PROJETO FANTASTICO: MAR DENTRO DO SAARA


Publicado na Folha de S.Paulo, terça-feira, 24 de julho de 1962

Neste texto foi mantida a grafia original

Paris, julho - Um dos projetos mais audaciosos do seculo talvez se realize. Trata-se de "construir" um mar no deserto norte-africano. As orlas da imensa bacia já foram traçadas pela natureza e compreendem as regiões deserticas da Tunisia e da Argelia. Nessa area, 8 mil quilometros de areias quentissimas acham-se sob o nivel do mar. Para alagá-las seria suficiente construir um canal até o Mediterraneo: 45 quilometros de escavações, menos de um terço do canal de Suez.
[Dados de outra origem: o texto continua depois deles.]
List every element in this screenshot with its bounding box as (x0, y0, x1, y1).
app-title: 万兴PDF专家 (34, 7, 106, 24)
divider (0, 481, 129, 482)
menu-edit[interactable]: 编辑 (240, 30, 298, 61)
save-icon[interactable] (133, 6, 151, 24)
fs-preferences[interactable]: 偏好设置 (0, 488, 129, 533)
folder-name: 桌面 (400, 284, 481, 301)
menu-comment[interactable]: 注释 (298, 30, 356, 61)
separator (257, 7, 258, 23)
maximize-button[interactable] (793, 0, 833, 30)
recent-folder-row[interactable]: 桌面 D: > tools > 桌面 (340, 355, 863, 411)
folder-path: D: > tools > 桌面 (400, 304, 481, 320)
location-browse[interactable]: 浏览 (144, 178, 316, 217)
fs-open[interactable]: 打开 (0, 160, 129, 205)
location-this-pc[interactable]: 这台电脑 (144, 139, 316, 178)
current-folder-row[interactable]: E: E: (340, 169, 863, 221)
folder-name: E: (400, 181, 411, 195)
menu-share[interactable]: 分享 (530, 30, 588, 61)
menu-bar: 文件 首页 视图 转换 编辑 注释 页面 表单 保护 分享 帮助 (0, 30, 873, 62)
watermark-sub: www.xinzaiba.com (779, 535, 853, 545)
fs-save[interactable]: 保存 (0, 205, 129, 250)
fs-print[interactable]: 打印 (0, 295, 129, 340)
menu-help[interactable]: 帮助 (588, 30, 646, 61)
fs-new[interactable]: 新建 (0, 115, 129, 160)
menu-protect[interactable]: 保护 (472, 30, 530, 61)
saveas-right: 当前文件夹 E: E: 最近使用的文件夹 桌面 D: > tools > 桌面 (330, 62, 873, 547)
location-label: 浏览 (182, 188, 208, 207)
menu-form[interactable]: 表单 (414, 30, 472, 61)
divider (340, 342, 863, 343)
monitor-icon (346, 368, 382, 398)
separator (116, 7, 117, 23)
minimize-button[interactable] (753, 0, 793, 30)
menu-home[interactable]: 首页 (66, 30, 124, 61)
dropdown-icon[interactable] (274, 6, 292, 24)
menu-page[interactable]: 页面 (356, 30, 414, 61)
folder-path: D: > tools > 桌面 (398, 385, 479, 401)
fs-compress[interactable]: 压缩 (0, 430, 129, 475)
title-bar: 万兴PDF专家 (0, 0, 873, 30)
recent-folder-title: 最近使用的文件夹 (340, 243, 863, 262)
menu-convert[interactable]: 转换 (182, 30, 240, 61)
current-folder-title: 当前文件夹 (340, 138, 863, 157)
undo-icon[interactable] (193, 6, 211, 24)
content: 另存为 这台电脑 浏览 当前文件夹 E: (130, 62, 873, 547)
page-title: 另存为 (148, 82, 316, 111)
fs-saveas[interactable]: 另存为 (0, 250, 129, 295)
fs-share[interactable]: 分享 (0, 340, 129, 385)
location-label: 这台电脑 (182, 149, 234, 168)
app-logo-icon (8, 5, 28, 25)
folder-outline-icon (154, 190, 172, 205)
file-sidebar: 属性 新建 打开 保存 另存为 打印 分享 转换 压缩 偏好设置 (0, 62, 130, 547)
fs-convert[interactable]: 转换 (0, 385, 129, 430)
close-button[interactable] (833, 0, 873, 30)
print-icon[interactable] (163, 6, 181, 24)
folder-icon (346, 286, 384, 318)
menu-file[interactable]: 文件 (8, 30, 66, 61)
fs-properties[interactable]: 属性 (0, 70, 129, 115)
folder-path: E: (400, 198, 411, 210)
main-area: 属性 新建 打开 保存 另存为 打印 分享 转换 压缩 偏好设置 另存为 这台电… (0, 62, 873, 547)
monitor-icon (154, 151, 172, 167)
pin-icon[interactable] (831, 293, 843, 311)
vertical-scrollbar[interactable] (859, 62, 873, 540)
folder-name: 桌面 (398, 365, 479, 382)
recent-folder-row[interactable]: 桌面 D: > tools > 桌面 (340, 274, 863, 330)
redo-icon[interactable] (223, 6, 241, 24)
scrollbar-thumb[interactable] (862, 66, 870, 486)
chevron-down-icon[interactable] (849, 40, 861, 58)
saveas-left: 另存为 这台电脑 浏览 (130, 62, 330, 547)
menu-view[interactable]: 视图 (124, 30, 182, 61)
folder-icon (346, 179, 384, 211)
Com os modernos meios mecânicos, a empresa, embora apresentando grandes dificuldades, deveria ser realizavel. Em todo caso, o traçado já existe e desemboca no Golfo de Gabés, justamente em frente à Sicilia. Seu custo foi orçado em 1 bilhão e 200 milhões de marcos (cerca de 135 bilhões de cruzeiros, ao cambio atual). Desse total, 50% será capital alemão; o resto, francês, italiano, belga e inglês. A "Companhia do Mar Interno" será controlada pelo governo de Tunis e pelo futuro governo da Argelia. Uma primeira reunião realizada em Bruxelas recentemente, teve a finalidade de apresentar o plano à aprovação dos dois governos africanos. Devido à situação transitoria da Argelia, os observadores da FLN pretenderam a mais absoluta reserva sobre as conversações.

Como Será

Um jornal belga deu o anuncio em poucas linhas e uma revista alemã forneceu até mesmo preciosas antecipações tecnicas. Soube-se, por exemplo, que os trabalhos deveriam começar em 1965 e acabar em 1970; que a agua do mar levará um ano para encher a depressão desertica; que o novo mar banhará as localidades de Gabés, Matmata, Doux, St. Moussa, Touggout e Biskra. Mas a novidade, mais extraordinaria é esta: O Saara tornar-se-ia aos poucos fertil, porque o mar interno mudaria as condições climaticas locais. A rapida evaporação provocada pelo calor excepcional, seria causa de abundantes chuvas, que permitiriam o desenvolvimento de uma forma particular de agricultura racional prevista pelo projeto. Ao longo da costa construir-se-iam 25 centros rurais (rodeados por vastas areas cultivadas), 12 conjuntos industriais, 700 salinas colossais, e uma aldeia de portos.
Outra fonte de riqueza seria a pesca. O mar interno, dizem os peritos, se transformaria em poucos anos numa grande reserva de alimentos preciosos. O projeto prevê, portanto, pequena frota de navios de pesca de 220 unidades e adequadas instalações para enlatar e congelar os produtos. A finalidade principal da fabulosa obra é todavia outra: levar o mar às fontes do "ouro negro". Sob o Saara há, de fato, uma das mais ricas jazidas mundiais de petroleo, ainda mais rica que a do Golfo Persico. Mas o petroleo saariano alcança os portos de embarque através de centenas de quilometros de tortuosos oleodutos, que atravessam montanhas.
Pelas condições do ambiente, sua conservação é dificil e cara. O "mar interno" consentiria aos petroleiros chegar diretamente às fontes de produção ou quase.

Outras Idéias

Ao que parece algumas companhias britanicas querem garantir para si a gestão das principais rotas do novo mar, por um periodo de pelo menos 10 anos, o tempo necessario para recuperar os capitais investidos na empresa. As noticias sobre o projeto espalharam-se em Gabés e em muitos outros centros, não obstante a rigorosa reserva. Uma empresa dirigida por um italiano lançou a idéia de construir às margens da depressão uma pequena cidade-cooperativa: quem participar dos trabalhos tornar-se-á proprietario duma casinha e terá direito à divisão dos bens municipais. Tambem a industria turistica interessou-se pelo projeto e em Tunis formou-se uma sociedade para a valorização internacional dessa parte do deserto.
Idéias atrevidas? Ilusões? Por enquanto, nada se pode dizer. Todavia um dado concreto existe desde o inicio de maio: um grupo de tecnicos internacionais está acampado nas redondezas de Gabés. Usando mapas militares (no passado somente os exercitos tiveram especiais interesses por aquela terra pobre e arida) os homens que trabalham no projeto voam sistematicamente sobre a area da depressão, para fotografá-la. Espera-se no entanto a chegada dum grupo de engenheiros hidraulicos alemães e franceses. Conseguirão esses tecnicos fazer florescer o deserto? Somente o saberemos dentro de alguns anos.